Benim D&D evreninde “aklını kaçırmış bir paladin” şeklinde tanımlayabileceğim -ki hangi paladin aklını kaçırmamış ki- melek ırkı Malakim, günün tüm stresini ve medeni hayatın tüm söyleyemediğimiz “fuck off” larını telafi edecek bir gameplaye sahip “anblebılıl” (unbelievable) bir karakterdir. Malakimler Cennet’in tüm onurunu ve Tanrı’nın cezalandırıcı tarafını benimsemiş, köpeklemesine yok edici, manyağın önde gideni, hasta ruhlu tiranlardır, o nedenle de ben çok severim.
Resonance
Tam bir gurur ve erdem kumkuması olan Malakimler için en önemli şey bilin bakalım nedir? Evet gurur ve erdem. Malakimler bir insana veya semavi varlığa bakıp onun doğasının ne kadar saf ve erdemli veya bencil olduğunu anlayabilir, ki bencilliğin melekler için en büyük dissonance olduğunu unutmayalım. Eğer bir Malakim’in dikkatini çektiyseniz ki önermiyorum, bu saatten sonra yapabileceğiniz hiçbir şey yoktur. Ya tüm sıkıntıları birden yok olur veya direkt nalları dikerler.
Malakim için atılan adımdan yapılan şakaya, çiğnenen lokmadan içilen suya kadar her şey ölümüne ciddidir. Olabilecek en fazla düzeltmeyi ve iyileştirmeyi yapmayı kendilerine görev edinmişlerdir. O nedenle de Malakimler’in etrafında olmak biraz askerde olmaya benzer. Dışarıda bir savaş var, insanlar (lafın gelişi) ölüyor ve Malakimler’in tek istediği biraz disiplin ve saygı…
Dissonance
Malakimler için en büyük uyumsuzluk onursuzluk, şerefsizlik, haysiyetsizlik, ikiyüzlülük, itlik, köpeklik, serserilik, hayvanlıktır. Öhöm… Biraz abartmış olabilirim ama bu konuda ne kadar ciddi olduklarını şöyle açıklayayım; Cehennem’de bir tane bile düşmüş Malakim yoktur. Çünkü düşmektense semavi bedenlerinin ve ona güç veren Force’larının vücutlarından sökülüp alınmasını tercih ederler. Ayrıca işlerini çok sevdikleri için genelde düşme gibi bir sorunla karşılaşmazlar. Bazıları onların baya baya “düşemediğini” iddia eder.
Her Malakim’in kendini doğru ve yanlışlarını yansıtan bir onur kodu vardır ve etrafındakilerin bu koda uymalarını beklerler. Bu kod genelde iki ila dört yemin barındırır ki bunların ikisi kesin her Malakim’in kodunda mevcuttur.
- Kendi seçenekleri dahilindeyse bir Malakim asla bir kötülüğün yaşamasına izin vermez. Bu nedenle eğer bir Malakim bir şeytana işbirliği yaptığı sürece yaşayabileceğini söylüyorsa, yalan söylüyordur ve “that poor bastard” ın saniyeleri kalmıştır.
- Malakimler asla teslim olmazlar veya esir alınmalarına izin vermezler. Bu nedenle de kendilerini öldürürler. Zaten dünyevi (corporeal) ölüme alışkın olan Malakimler diğerleri gibi ölümün getirdiği Travma’dan etkilenmeden yüzlerce kez tekrar dönebilir.

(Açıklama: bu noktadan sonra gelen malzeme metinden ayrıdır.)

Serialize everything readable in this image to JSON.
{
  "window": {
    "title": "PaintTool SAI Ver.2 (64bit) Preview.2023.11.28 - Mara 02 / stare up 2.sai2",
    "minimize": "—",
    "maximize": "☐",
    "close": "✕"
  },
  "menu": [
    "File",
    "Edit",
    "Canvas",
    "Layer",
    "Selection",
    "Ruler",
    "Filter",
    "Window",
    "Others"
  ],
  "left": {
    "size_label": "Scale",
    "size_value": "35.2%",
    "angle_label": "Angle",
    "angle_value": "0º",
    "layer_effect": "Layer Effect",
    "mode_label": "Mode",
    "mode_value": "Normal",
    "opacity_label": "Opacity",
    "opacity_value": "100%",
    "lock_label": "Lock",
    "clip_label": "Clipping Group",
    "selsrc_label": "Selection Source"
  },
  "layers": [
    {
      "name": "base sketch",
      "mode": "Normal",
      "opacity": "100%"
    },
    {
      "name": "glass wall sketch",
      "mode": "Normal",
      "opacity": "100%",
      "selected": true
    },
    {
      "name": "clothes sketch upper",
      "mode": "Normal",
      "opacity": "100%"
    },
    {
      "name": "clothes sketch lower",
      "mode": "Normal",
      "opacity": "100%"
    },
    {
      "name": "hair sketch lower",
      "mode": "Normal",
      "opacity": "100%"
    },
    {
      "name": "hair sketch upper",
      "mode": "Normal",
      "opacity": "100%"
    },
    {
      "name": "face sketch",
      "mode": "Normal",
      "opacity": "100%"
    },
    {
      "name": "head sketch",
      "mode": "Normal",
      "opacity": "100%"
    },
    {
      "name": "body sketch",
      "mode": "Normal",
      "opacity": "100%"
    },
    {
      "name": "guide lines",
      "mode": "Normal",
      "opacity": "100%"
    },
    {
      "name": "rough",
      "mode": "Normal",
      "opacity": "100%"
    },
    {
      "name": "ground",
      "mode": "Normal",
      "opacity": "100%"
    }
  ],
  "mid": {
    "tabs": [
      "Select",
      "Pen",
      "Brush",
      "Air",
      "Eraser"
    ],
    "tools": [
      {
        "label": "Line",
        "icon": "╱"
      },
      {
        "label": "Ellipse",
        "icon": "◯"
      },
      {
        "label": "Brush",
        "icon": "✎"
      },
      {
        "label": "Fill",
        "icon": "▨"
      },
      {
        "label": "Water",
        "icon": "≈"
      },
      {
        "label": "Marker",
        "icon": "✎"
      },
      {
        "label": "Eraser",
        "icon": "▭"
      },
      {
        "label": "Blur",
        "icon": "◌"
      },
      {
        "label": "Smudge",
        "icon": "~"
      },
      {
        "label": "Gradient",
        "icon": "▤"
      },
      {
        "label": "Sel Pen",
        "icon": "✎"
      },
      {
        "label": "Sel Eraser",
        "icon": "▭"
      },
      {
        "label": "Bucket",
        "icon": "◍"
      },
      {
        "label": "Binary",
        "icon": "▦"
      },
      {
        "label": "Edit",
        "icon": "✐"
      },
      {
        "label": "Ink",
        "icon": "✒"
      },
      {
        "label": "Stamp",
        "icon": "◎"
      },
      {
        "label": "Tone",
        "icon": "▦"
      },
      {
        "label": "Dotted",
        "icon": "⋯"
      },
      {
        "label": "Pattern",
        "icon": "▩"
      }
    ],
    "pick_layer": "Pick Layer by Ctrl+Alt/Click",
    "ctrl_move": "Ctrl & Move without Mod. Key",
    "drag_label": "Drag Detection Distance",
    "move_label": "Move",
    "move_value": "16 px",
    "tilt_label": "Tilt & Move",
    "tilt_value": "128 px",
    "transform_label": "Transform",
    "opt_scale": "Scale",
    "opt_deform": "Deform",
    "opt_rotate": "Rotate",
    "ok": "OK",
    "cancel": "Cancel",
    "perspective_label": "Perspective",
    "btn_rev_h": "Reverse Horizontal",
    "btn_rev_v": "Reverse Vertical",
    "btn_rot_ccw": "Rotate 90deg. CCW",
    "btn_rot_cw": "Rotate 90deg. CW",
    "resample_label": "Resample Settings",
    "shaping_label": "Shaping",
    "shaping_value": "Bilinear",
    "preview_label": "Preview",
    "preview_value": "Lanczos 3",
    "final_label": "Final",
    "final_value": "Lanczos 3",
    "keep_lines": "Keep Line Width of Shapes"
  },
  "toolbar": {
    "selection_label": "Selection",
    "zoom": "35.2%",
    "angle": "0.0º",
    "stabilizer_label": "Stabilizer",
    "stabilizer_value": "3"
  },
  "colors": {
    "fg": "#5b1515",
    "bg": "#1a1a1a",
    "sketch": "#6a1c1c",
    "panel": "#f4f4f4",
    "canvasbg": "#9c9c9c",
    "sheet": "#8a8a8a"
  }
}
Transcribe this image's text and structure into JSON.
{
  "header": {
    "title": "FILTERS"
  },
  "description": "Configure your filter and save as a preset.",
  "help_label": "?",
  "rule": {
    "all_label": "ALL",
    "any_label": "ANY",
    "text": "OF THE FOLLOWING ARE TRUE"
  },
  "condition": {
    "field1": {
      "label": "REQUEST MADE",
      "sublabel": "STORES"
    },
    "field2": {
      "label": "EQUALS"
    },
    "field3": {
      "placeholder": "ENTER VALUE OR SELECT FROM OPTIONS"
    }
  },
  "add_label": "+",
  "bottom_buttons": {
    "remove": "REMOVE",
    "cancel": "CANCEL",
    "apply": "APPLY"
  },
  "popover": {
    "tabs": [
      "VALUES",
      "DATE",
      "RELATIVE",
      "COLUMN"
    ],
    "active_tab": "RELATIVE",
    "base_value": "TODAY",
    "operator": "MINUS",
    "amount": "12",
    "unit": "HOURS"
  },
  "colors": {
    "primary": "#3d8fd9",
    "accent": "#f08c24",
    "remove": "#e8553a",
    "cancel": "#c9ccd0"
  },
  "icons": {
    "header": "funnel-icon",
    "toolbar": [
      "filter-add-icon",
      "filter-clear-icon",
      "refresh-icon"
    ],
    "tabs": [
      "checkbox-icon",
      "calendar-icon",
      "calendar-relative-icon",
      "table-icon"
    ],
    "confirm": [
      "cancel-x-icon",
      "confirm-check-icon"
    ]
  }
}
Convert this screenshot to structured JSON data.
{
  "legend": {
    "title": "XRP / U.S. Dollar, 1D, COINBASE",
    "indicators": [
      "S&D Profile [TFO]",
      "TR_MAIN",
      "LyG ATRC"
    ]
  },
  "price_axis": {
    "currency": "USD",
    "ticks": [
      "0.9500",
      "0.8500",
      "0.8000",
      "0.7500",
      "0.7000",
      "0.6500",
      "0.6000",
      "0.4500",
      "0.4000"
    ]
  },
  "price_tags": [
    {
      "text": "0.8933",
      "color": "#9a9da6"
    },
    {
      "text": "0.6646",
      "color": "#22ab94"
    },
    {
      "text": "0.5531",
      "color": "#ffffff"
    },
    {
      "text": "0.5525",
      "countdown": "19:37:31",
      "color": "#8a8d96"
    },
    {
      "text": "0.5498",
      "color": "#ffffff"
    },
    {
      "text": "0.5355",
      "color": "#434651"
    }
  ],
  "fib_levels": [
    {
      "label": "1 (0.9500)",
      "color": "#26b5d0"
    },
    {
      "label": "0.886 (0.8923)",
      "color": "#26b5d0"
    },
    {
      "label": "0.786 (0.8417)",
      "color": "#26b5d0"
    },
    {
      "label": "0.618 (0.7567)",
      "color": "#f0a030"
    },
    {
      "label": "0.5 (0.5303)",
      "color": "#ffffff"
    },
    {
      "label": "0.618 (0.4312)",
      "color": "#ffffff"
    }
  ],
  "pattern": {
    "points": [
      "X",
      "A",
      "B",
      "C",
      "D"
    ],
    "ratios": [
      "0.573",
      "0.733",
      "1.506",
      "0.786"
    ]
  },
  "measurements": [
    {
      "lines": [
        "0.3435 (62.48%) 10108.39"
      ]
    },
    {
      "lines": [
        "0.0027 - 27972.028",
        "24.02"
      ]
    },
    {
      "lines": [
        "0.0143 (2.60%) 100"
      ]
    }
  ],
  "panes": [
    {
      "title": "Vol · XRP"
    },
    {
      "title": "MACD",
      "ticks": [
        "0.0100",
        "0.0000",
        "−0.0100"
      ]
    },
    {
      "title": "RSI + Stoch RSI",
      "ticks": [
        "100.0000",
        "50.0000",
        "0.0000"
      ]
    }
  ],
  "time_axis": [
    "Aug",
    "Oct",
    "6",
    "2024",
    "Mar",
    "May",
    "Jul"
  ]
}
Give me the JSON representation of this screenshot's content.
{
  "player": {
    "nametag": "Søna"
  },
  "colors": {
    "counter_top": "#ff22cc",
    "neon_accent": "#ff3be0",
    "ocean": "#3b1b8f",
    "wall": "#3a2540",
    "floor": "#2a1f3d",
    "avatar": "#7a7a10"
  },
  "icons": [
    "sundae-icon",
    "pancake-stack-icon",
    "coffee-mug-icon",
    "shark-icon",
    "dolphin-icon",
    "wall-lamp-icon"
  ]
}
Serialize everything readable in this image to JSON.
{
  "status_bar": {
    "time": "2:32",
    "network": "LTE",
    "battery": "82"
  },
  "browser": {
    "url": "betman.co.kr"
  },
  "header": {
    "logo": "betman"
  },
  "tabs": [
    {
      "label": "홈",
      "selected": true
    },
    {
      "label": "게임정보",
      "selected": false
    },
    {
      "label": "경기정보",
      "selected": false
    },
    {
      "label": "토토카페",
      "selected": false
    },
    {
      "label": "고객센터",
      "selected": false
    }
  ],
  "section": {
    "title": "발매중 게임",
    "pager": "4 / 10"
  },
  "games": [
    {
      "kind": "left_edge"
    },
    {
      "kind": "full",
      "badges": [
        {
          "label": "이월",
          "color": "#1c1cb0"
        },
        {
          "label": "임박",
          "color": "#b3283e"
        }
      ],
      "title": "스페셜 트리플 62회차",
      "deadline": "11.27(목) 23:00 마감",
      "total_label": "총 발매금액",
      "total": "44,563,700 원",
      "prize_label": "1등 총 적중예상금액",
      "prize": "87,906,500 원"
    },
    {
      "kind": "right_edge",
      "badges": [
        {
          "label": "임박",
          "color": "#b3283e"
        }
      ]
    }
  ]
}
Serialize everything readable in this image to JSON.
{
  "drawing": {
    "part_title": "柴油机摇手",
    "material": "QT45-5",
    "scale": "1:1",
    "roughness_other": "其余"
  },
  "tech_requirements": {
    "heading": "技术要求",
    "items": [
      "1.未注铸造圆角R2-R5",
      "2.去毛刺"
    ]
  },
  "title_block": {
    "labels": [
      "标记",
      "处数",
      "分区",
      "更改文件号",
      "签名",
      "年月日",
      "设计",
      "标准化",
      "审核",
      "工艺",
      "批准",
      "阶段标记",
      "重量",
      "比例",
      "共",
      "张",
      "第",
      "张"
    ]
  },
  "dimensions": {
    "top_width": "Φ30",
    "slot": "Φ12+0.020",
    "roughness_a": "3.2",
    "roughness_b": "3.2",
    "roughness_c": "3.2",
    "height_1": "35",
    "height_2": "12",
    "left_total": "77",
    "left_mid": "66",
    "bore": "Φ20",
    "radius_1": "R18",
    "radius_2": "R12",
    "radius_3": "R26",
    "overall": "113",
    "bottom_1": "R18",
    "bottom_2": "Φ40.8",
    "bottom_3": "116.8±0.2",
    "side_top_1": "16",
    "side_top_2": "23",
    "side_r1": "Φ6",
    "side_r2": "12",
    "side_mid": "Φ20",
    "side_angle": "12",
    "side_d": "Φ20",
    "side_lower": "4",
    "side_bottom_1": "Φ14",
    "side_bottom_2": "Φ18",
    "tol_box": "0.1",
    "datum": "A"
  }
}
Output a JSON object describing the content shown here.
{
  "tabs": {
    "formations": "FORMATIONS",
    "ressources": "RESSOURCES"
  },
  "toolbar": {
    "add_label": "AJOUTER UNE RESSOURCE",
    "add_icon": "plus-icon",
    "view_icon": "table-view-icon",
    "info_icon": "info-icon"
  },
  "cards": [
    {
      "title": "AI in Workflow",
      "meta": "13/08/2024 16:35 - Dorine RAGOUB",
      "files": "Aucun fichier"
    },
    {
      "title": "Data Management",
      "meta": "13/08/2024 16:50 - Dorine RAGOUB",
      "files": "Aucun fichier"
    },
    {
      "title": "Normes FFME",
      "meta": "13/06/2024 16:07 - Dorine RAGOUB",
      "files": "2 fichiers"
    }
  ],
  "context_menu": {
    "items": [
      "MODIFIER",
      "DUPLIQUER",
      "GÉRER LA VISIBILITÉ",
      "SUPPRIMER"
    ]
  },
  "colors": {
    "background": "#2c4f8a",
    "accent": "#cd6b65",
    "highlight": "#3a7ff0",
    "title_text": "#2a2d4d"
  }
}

Malakimler o kadar intense manyaklardır ki insan vessellerine kendi avladıkları hayvanın derisinden kıyafetler falan giydirirler. Malakimler bir şeytanın hayal edebileceği en kötü kabustur. Eminim Cehennem’de çocuklara öcü olarak onları gösteriyorlardır.
Yanda gördüğünüz Mel Gibson tipli abimiz Archangel of Sword, Kılıcın Baş Meleği Lawrence’tır ve kendisi bilin bakalım ne? Evet Malakite.
Bu yazımda Force, Travma gibi yeni terimlerle karşılaştık ama bu terimleri Melek Korosu ve Şeytan Bandi bittikten sonra işlemeyi düşünüyorum. Bir dahaki konumuz havadaki kuş da olabilir, yerdeki taş da. Çünkü bir dahaki yazımda size şekil değiştirici Kyriotateslar’ı anlatacağım. O zamana kadar aman diyeyim belaya bulaşmayın, başınıza Malakim falan sarmayın.